Le 22 décembre 2013 fut un de ces "jours bénis" qui soulèvent des vagues monstres. Ce jour-là, Gautier Garanx, tracté par son ami Julien Molia, a dévalé une Belharra d'anthologie mesurant 15 mètres (62 pieds). Cette performance a été validée par le jury du Billabong XXL Awards comme la plus grosse vague de l'année. Ce sont donc deux "Bayonnais, duo de purs amateurs", qui ont raflé le prix devant les professionnels sponsorisés de la tête aux pieds. Le 3 mai, à Los Angeles, ils étaient les "rois inconnus de la soirée de gala", une magnifique expérience et des souvenirs impérissables. Deux jours plus tard, ils étaient de retour au Pays basque, reprenant leurs professions respectives : Julien Molia retrouvant son cabinet de dentiste et Gautier Garanx son poste à Leroy Merlin.

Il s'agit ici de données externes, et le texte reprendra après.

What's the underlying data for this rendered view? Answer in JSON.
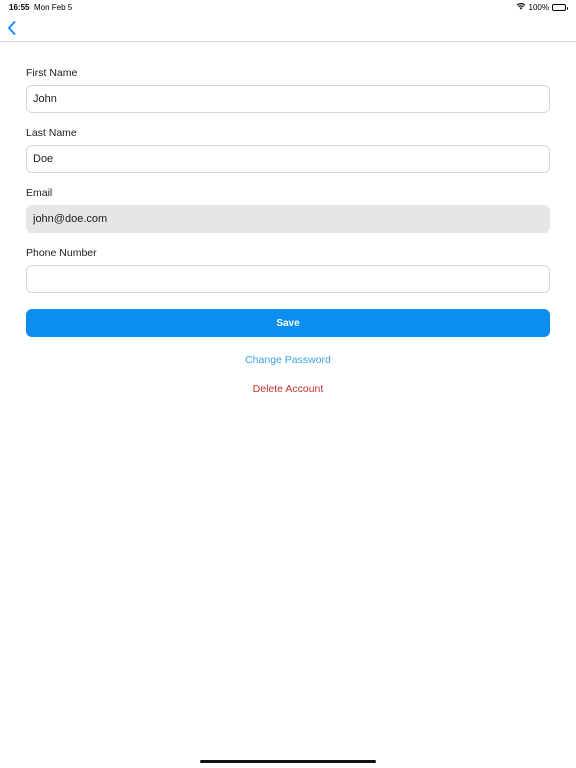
{
  "status_bar": {
    "time": "16:55",
    "date": "Mon Feb 5",
    "battery": "100%",
    "wifi_icon": "wifi-icon",
    "battery_icon": "battery-icon"
  },
  "nav": {
    "back_icon": "chevron-left-icon"
  },
  "form": {
    "first_name": {
      "label": "First Name",
      "value": "John"
    },
    "last_name": {
      "label": "Last Name",
      "value": "Doe"
    },
    "email": {
      "label": "Email",
      "value": "john@doe.com"
    },
    "phone": {
      "label": "Phone Number",
      "value": ""
    }
  },
  "actions": {
    "save_label": "Save",
    "change_password_label": "Change Password",
    "delete_account_label": "Delete Account"
  },
  "colors": {
    "accent": "#0c8ef1",
    "link": "#3ba4df",
    "danger": "#c3322d",
    "disabled_field": "#e6e6e8"
  }
}
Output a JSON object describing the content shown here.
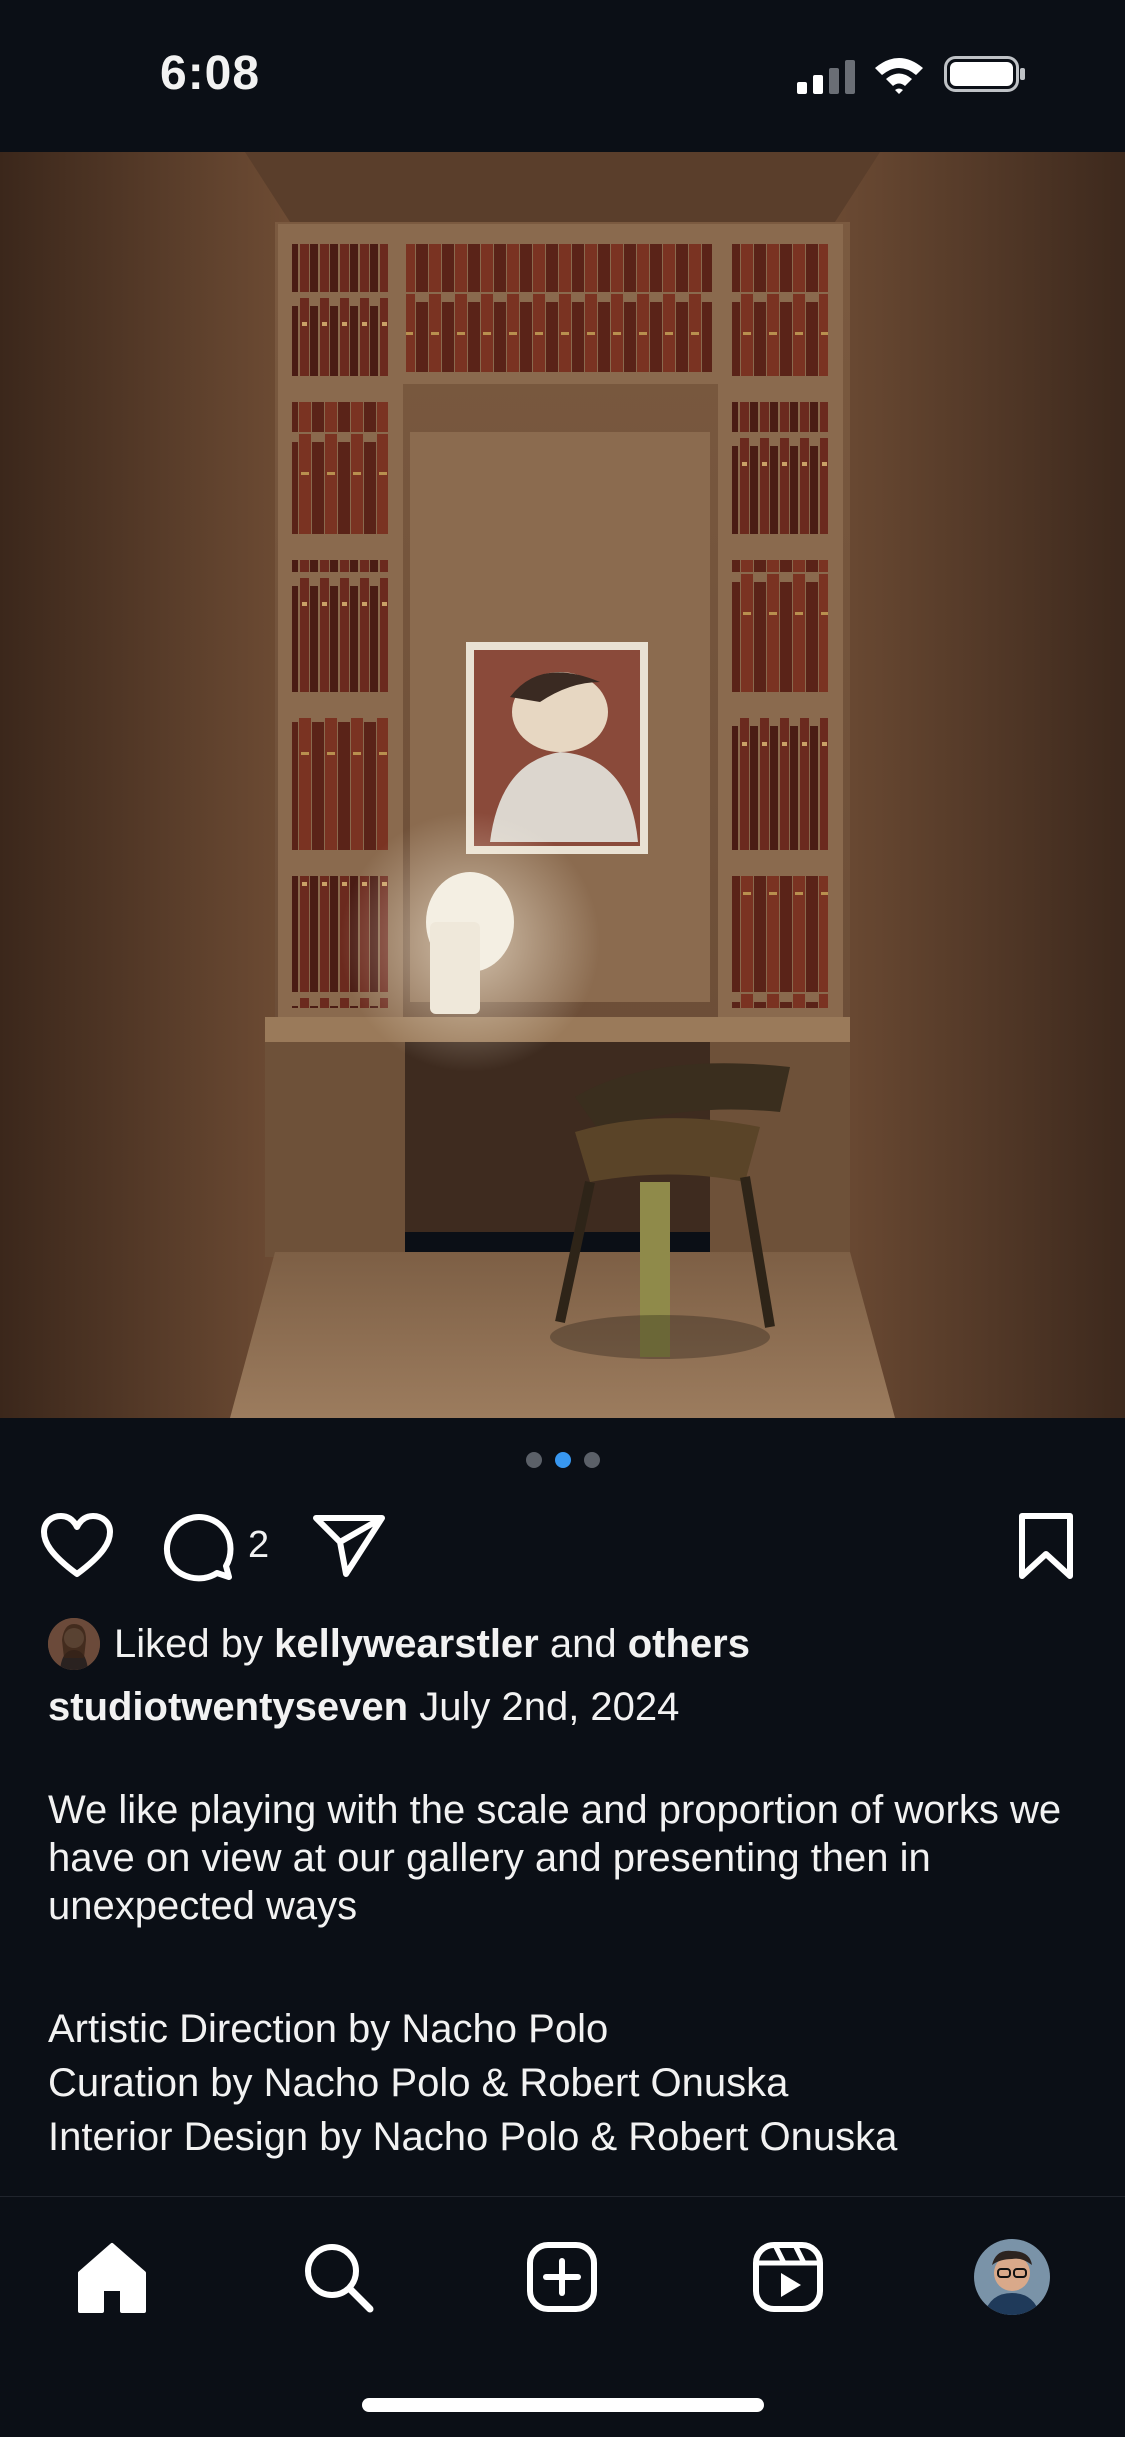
{
  "status_bar": {
    "time": "6:08"
  },
  "carousel": {
    "count": 3,
    "active_index": 1
  },
  "actions": {
    "comment_count": "2"
  },
  "likes": {
    "prefix": "Liked by ",
    "user": "kellywearstler",
    "middle": " and ",
    "suffix": "others"
  },
  "post": {
    "username": "studiotwentyseven",
    "date": "July 2nd, 2024",
    "caption": "We like playing with the scale and proportion of works we have on view at our gallery and presenting then in unexpected ways",
    "credits": [
      "Artistic Direction by Nacho Polo",
      "Curation by Nacho Polo & Robert Onuska",
      "Interior Design by Nacho Polo & Robert Onuska"
    ]
  },
  "colors": {
    "background": "#0b0f16",
    "active_dot": "#3897f0",
    "text": "#f2f2f2"
  },
  "icons": [
    "heart-icon",
    "comment-icon",
    "share-icon",
    "bookmark-icon",
    "home-icon",
    "search-icon",
    "create-icon",
    "reels-icon"
  ]
}
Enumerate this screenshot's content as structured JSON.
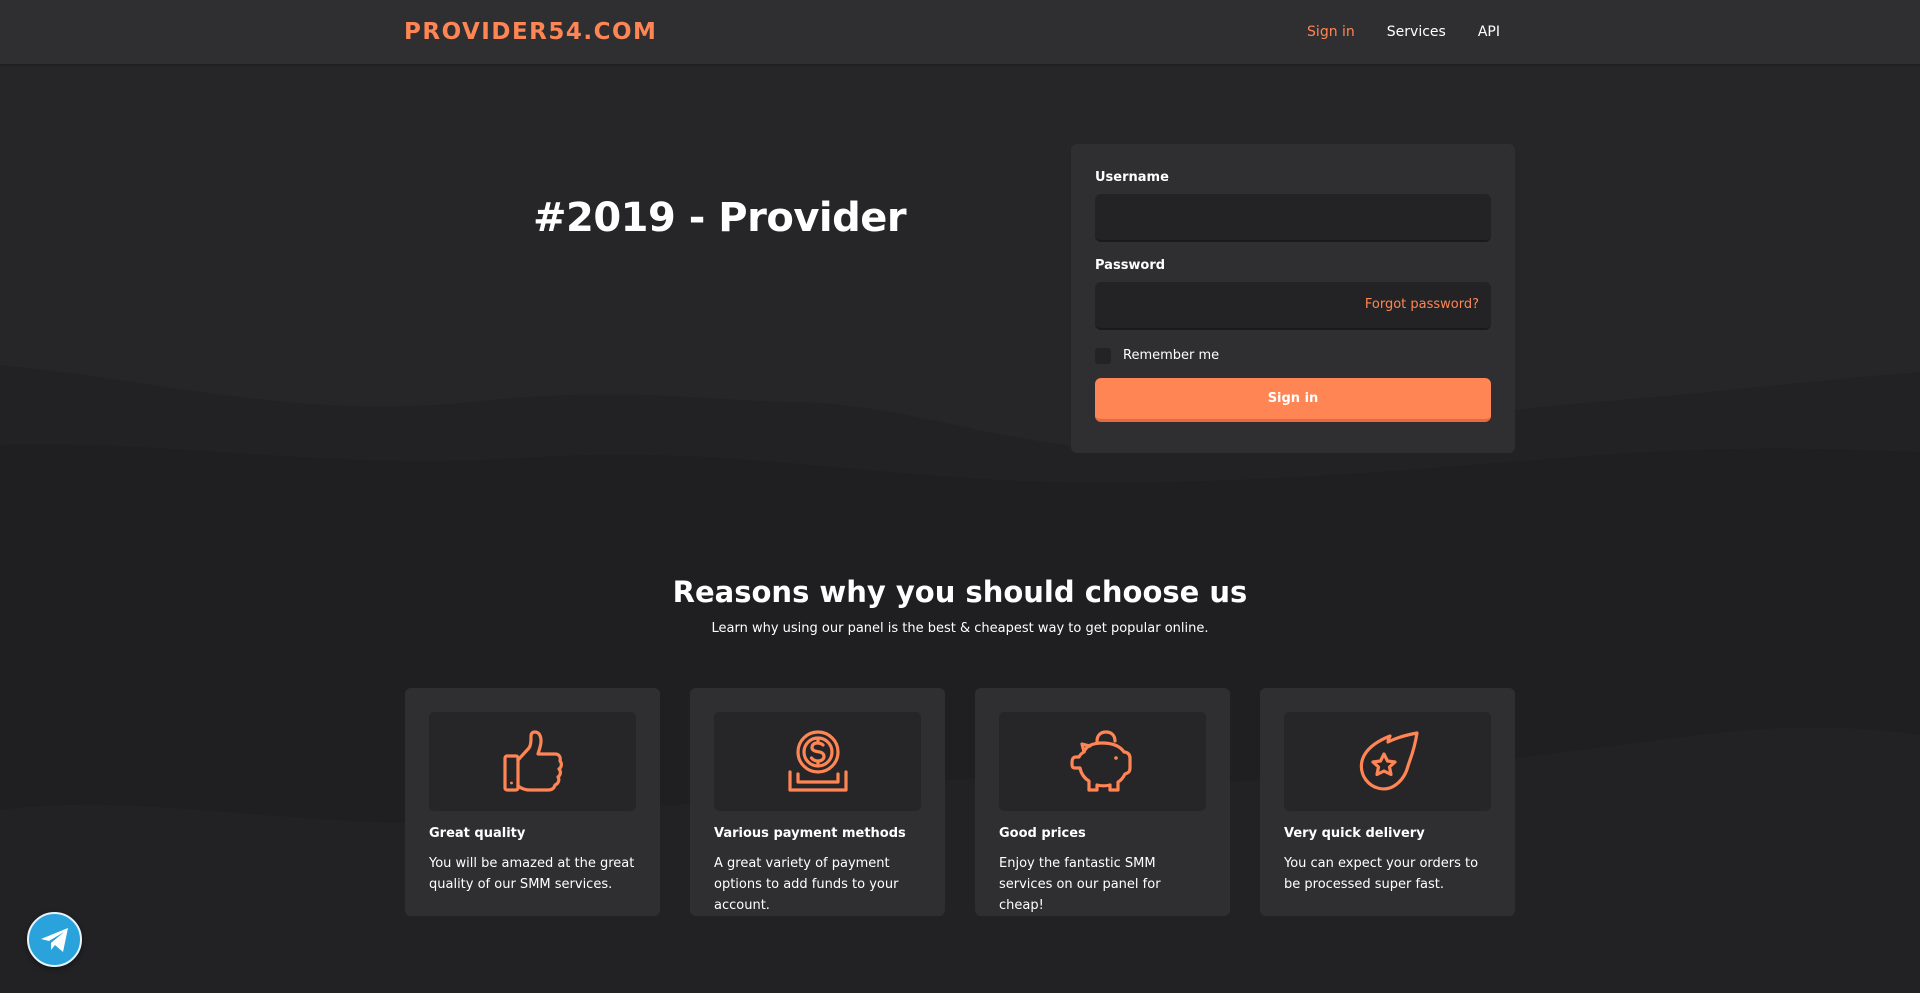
{
  "brand": {
    "name": "PROVIDER54.COM"
  },
  "nav": {
    "items": [
      {
        "label": "Sign in",
        "active": true
      },
      {
        "label": "Services",
        "active": false
      },
      {
        "label": "API",
        "active": false
      }
    ]
  },
  "hero": {
    "title": "#2019 - Provider"
  },
  "login": {
    "username_label": "Username",
    "username_value": "",
    "password_label": "Password",
    "password_value": "",
    "forgot_label": "Forgot password?",
    "remember_label": "Remember me",
    "remember_checked": false,
    "submit_label": "Sign in"
  },
  "reasons": {
    "title": "Reasons why you should choose us",
    "subtitle": "Learn why using our panel is the best & cheapest way to get popular online.",
    "cards": [
      {
        "icon": "thumbs-up-icon",
        "title": "Great quality",
        "text": "You will be amazed at the great quality of our SMM services."
      },
      {
        "icon": "coin-payment-icon",
        "title": "Various payment methods",
        "text": "A great variety of payment options to add funds to your account."
      },
      {
        "icon": "piggy-bank-icon",
        "title": "Good prices",
        "text": "Enjoy the fantastic SMM services on our panel for cheap!"
      },
      {
        "icon": "comet-star-icon",
        "title": "Very quick delivery",
        "text": "You can expect your orders to be processed super fast."
      }
    ]
  },
  "floating": {
    "icon": "telegram-icon"
  },
  "colors": {
    "accent": "#ff8555",
    "background": "#262628",
    "surface": "#2f2f31",
    "input": "#232325",
    "telegram": "#2aa2dc"
  }
}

Cette prouesse a eu un retentissement considérable. Les images sublimes de Belharra ont captivé l'attention des médias populaires, au-delà des cercles habituels du surf. France 2, par exemple, a tourné un documentaire de quarante minutes sur "la vie de deux surfeurs amateurs qui se préparent comme des pros pour les grosses vagues", diffusé dans l'émission "13h15, le samedi", de Laurent Delahousse. L'été suivant, en 2014, Gautier Garanx et Julien Molia eurent l'honneur d'ouvrir la folle semaine des Fêtes de Bayonne depuis le balcon, une expérience qu'ils ont qualifiée de "géant, un truc exceptionnel".

Lire aussi: Julien Piscine Gaillac : Détails et évaluation

En 2018, quatre ans après leur première distinction, le tandem récidive, cette fois avec une inversion des rôles. Gautier Garanx avait été sacré lors de la cérémonie des Big Wave Awards dans la catégorie "XXL Biggest Wave Award" pour sa vague surfée à Belharra le 22 décembre 2013. En 2018, c'est Julien qui apparaît dans les contributions des Big Wave Awards, en lice pour la même catégorie de la plus grosse vague surfée dans l'année. Cette vague du 4 janvier 2018 à Belharra place Julien aux côtés de géants du big wave surfing tels que Ross Clarke-Jones, Carlos Burle, Sebastian Steudtner ou encore Kai Lenny.

L'Évolution d'un Partenariat et la Conquête de Nouvelles Frontières

Depuis leur prix, le duo continue de s'entraîner dur pour être prêt le jour de houle maousse, "comme avant", remarque Gautier, mais avec quelques différences. "Des choses ont changé, pour nous, depuis le prix." Des marques spécialisées se sont associées à eux, leur fournissant du matériel. Surtout, des sponsors leur ouvrent de nouvelles perspectives, notamment l'opportunité de surfer de nouvelles vagues. "On a en projet de surfer deux nouvelles vagues. On est en train de travailler à la logistique. De tout préparer."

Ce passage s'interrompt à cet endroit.